One weekend morning, I got up at 7 am. I wore a white t-shirt and black shorts, I tightened my shoes and went down to gym in our apartment building. I had one machine in mind. The treadmill. This wasn't a very active year for me. The only exercise I was familiar with was walking to the bus stop to get to work, and walking to the bus stop to get to school. But that day, I was determined to do cardio.
I went straight to the machine, pressed a few buttons that beeped in response. The machine exhaled, reset to a ground position and then a countdown started. When it reached zero, the tread started rolling. I hadn't warmed up. I didn't have a bottle of water or electrolyte readily available. I was unprepared for what was to follow.
The machine slowly sped up from a walk, to a brisk. From a jog to a sprint. I quickly decided that this was too fast for me. I couldn't last the 30 minutes I was determined to run at this speed. Without missing a step, I pressed the downward pointing arrow until it brought the speed down to 5 miles an hour.
I ran for a whole 10 minutes before I felt it. I was out of breath. I could both hear and feel my heart pumping. It was so loud that I thought it would leap out of my mouth and splash onto the wall in front of me. With my body redirecting the blood to more essential parts, my vision started to dim. The worst thing you can do if don't run, is to start running. I started to wonder, why in the world did I want to run in the first place?
But I couldn't stop. I was determined. I kept the pace and held on to the rails for support.
20 minutes beeped. I was exhausted. For a moment, I thought I was going to die. How is it possible that I couldn't even run for 30 minutes? 30 minutes! That's one episode of Parks & Recs, if you include the commercials. But then something happened. I call it divine intervention. The scientific term is Second Wind. It's like being injected with life itself. I didn't feel the weight of my body anymore, and my heart was silent. I kept running never missing a step.
When the machine beeped 25 minutes, that burst of energy was depleted. I was dead. I threw my hands on the controls until I managed to decrease the speed to 4 miles an hour. There was no way I could last those 5 minutes. But giving up was not an option.
Every morning, my two sisters went to the gym where they exercised for an hour, then come home all refreshed. They'd tell me they use the treadmill or the bike for 30 minutes to warm up before switching to other machines. For them it was a pleasant and relaxing time. For me, it was hell.
I was dying on the first machine while they were only using it as a warm-up. I'm bigger then both of them, and stronger. At the very least, I had to survive these last five minutes. I could collapse and die after.
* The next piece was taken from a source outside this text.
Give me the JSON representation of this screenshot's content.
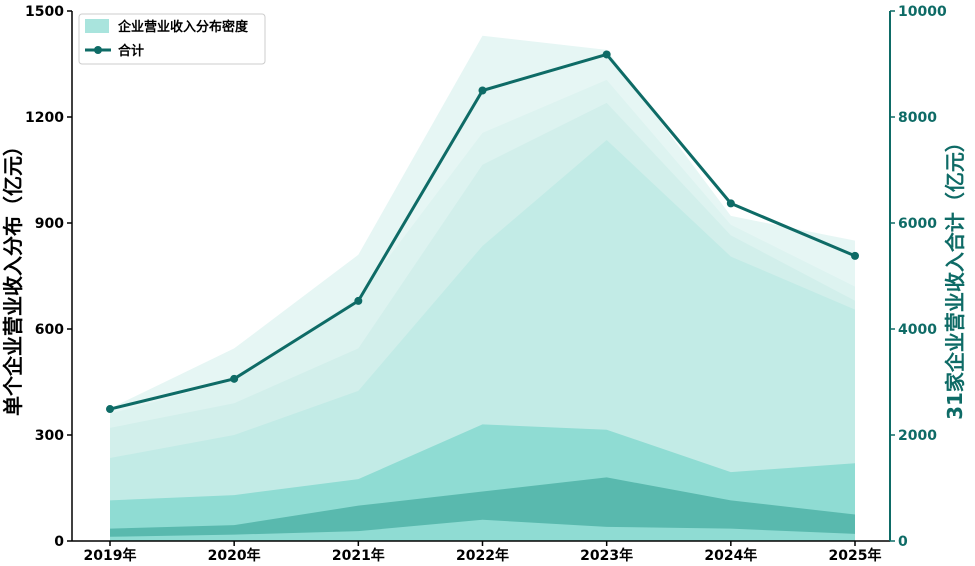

My tombstone will not say "failed to run for 30 minutes".
Here I am telling you the story today. This means, not only I completed the 30 minutes, but I also survived. Twice a week, I'd run on the treadmill. Every single time it was hard. I didn't quite get used to it, but I tried at least.
One day, my younger sister comes to me and tells me that she had been lazy. All she was doing now was 45 minutes of treadmill and then come back home. I almost gasp.
"How? How do you do it?" I asked. "I run 30 minutes, and I feel like dying. How do you run for 45 minutes?"
"Run?" She asked surprised. "You run for 30 minutes straight? Wow, I only run like 5 minutes. I walk for the rest of the time."
Now I wonder. If I knew that they weren't running the whole time, would I be able to do it? My main motivator was that my sisters could do it. I only did it because I thought it was possible, even though my body was failing.
There is a passage in Steve Jobs' biography by Walter Isaacson where a similar thing happened. Jobs and Bill Atkinsons, were invited to Xerox research labs in the early 1980s. Bill was an early Apple employee that worked on graphics. The Xerox engineers presented a secret project they had been working on. The Graphical User Interface or GUI. Jobs and his team were so impressed that they decided to incorporate this new paradigm into their next computer, the Macintosh.
Atkinson started working on a feature he called Regions. What it did was to allow a user to move windows around the screen. While they are moving the top window overlap the ones beneath it:
Atkinson made it possible to move these windows around, just like shuffling papers on a desk, with those below becoming visible or hidden as you moved the top ones. Of course, on a computer screen there are no layers of pixels underneath the pixels that you see, so there are no windows actually lurking underneath the ones that appear to be on top.
We take it for granted but this was marvelous. But here comes the kicker:
Atkinson pushed himself to make this trick work because he thought he had seen this capability during his visit to Xerox PARC. In fact the folks at PARC had never accomplished it, and they later told him they were amazed that he had done so.
The only reason Bill Atkinson was able to achieve it was because he thought he had seen the Xerox engineers do it.
Another one is the story of George Dantzig, the mathematician who pioneered the simplex algorithm. He came late to class one day, to find two problems written on the board. Thinking it was homework, he copied it down and went home to solve it. "The problems seemed to be a little harder to do than usual," but he did not know that these were two of the most famous unsolved problems in statistics.
Of course, he solved them both turned in his homework.
The very act of thinking that something is impossible makes it impossible. The same goes for believing that something is possible. It gives us the courage we need to push the boundary.